2004 was one of the best years in the history of NSKF, With 223 accepted records. 76 accepted records from previous years help to complete the Norwegian Bird list. There are 22 records presented that have been shelved. Half of these are concerning first year «Eastern Yellow Wagtails». This is due to the lack of identification knowledge in the literature for such birds. Also presented are 47 records that for some reason have not been accepted. The records from 2004 shows few extraordinary trends, maybe except for a smaller influx of Sabine’s Gulls (16 records). It was the second best year for Green-winged Teal Anas carolinensis (10 records) and the best year for Bee-eater Merops apiaster (7 records) and Caspian Gull Larus cachinnans (4 records). Other records of interest are Norway’s fourth Short-toed Eagle Circaetus gallicus, sixth Gull-billed Tern Sterna niloctia, fifth Pallid Swift Apus pallidus, second White-winged Lark Melanocorypha leucoptera and second Eastern Bonelli’s Warbler Phylloscopus orientalis. Five records of White-winged Black Tern Chlidonias leucopterus and two records of Whites Thrush Zootera dauma are also more than normal.

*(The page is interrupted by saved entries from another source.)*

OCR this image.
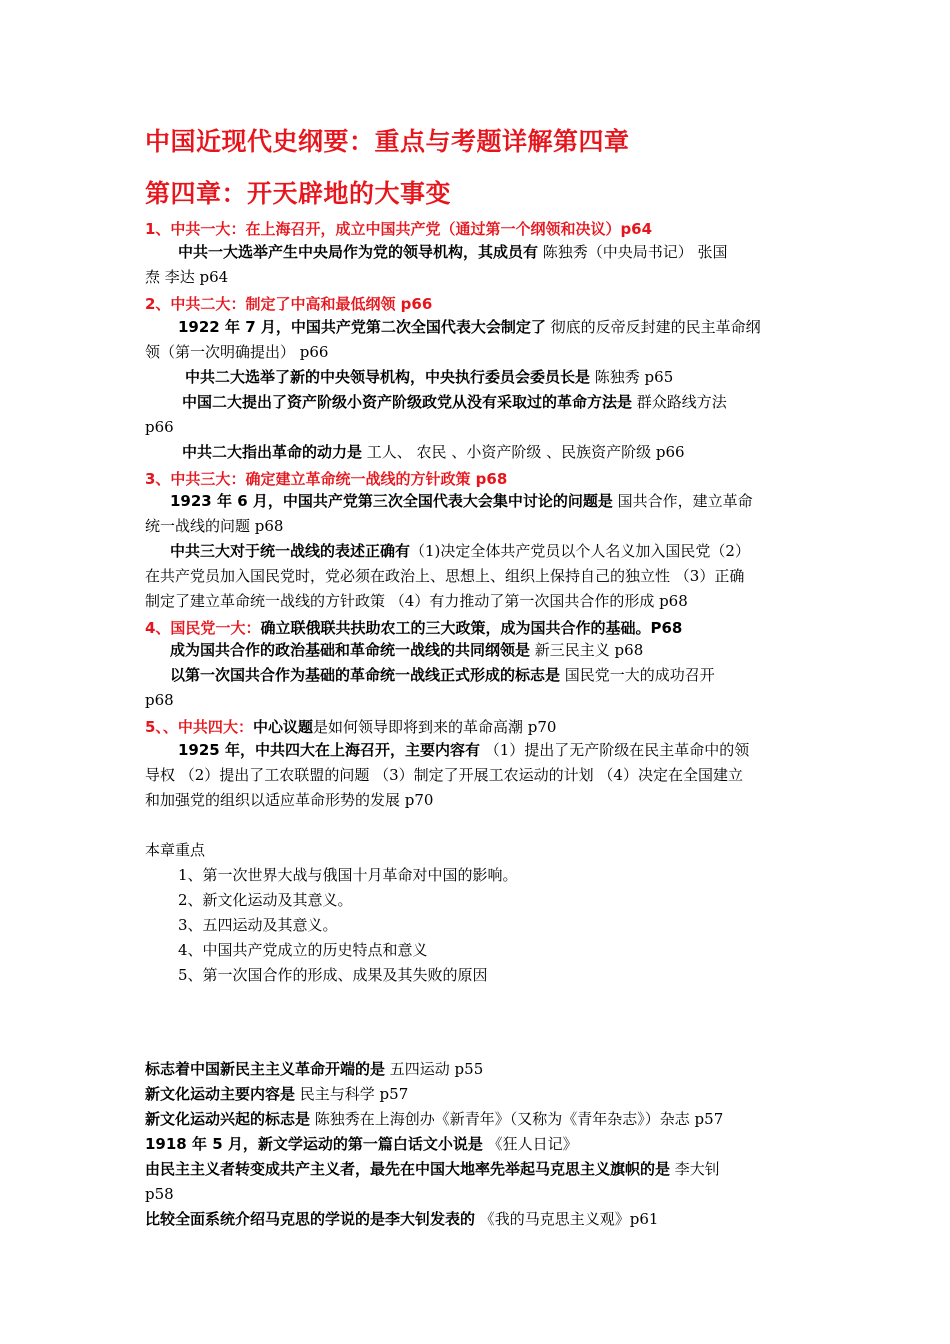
中国近现代史纲要：重点与考题详解第四章
第四章：开天辟地的大事变
1、中共一大：在上海召开，成立中国共产党（通过第一个纲领和决议）p64
中共一大选举产生中央局作为党的领导机构，其成员有 陈独秀（中央局书记） 张国
焘 李达 p64
2、中共二大：制定了中高和最低纲领 p66
1922 年 7 月，中国共产党第二次全国代表大会制定了 彻底的反帝反封建的民主革命纲
领（第一次明确提出） p66
中共二大选举了新的中央领导机构，中央执行委员会委员长是 陈独秀 p65
中国二大提出了资产阶级小资产阶级政党从没有采取过的革命方法是 群众路线方法
p66
中共二大指出革命的动力是 工人、 农民 、小资产阶级 、民族资产阶级 p66
3、中共三大：确定建立革命统一战线的方针政策 p68
1923 年 6 月，中国共产党第三次全国代表大会集中讨论的问题是 国共合作，建立革命
统一战线的问题 p68
中共三大对于统一战线的表述正确有（1)决定全体共产党员以个人名义加入国民党（2）
在共产党员加入国民党时，党必须在政治上、思想上、组织上保持自己的独立性 （3）正确
制定了建立革命统一战线的方针政策 （4）有力推动了第一次国共合作的形成 p68
4、国民党一大：确立联俄联共扶助农工的三大政策，成为国共合作的基础。P68
成为国共合作的政治基础和革命统一战线的共同纲领是 新三民主义 p68
以第一次国共合作为基础的革命统一战线正式形成的标志是 国民党一大的成功召开
p68
5、、中共四大：中心议题是如何领导即将到来的革命高潮 p70
1925 年，中共四大在上海召开，主要内容有 （1）提出了无产阶级在民主革命中的领
导权 （2）提出了工农联盟的问题 （3）制定了开展工农运动的计划 （4）决定在全国建立
和加强党的组织以适应革命形势的发展 p70
本章重点
1、第一次世界大战与俄国十月革命对中国的影响。
2、新文化运动及其意义。
3、五四运动及其意义。
4、中国共产党成立的历史特点和意义
5、第一次国合作的形成、成果及其失败的原因
标志着中国新民主主义革命开端的是 五四运动 p55
新文化运动主要内容是 民主与科学 p57
新文化运动兴起的标志是 陈独秀在上海创办《新青年》（又称为《青年杂志》）杂志 p57
1918 年 5 月，新文学运动的第一篇白话文小说是 《狂人日记》
由民主主义者转变成共产主义者，最先在中国大地率先举起马克思主义旗帜的是 李大钊
p58
比较全面系统介绍马克思的学说的是李大钊发表的 《我的马克思主义观》p61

New species to the Norwegian list:
There are a total of five new species to the Norwegian category A list presented in this report, all from 2004. This brings the official Norwegian Bird list to 471 species. Included in this list are accepted records in category A-C. The new species are Baird’s Sandpiper Calidris bairdii, Bridled Tern Sterna anaetheus, Thick-billed Warbler Acrocephalus aedon, Eastern Olivaceous Warbler Hippolais pallida and Eastern Orphean Warbler Sylvia crassirostris.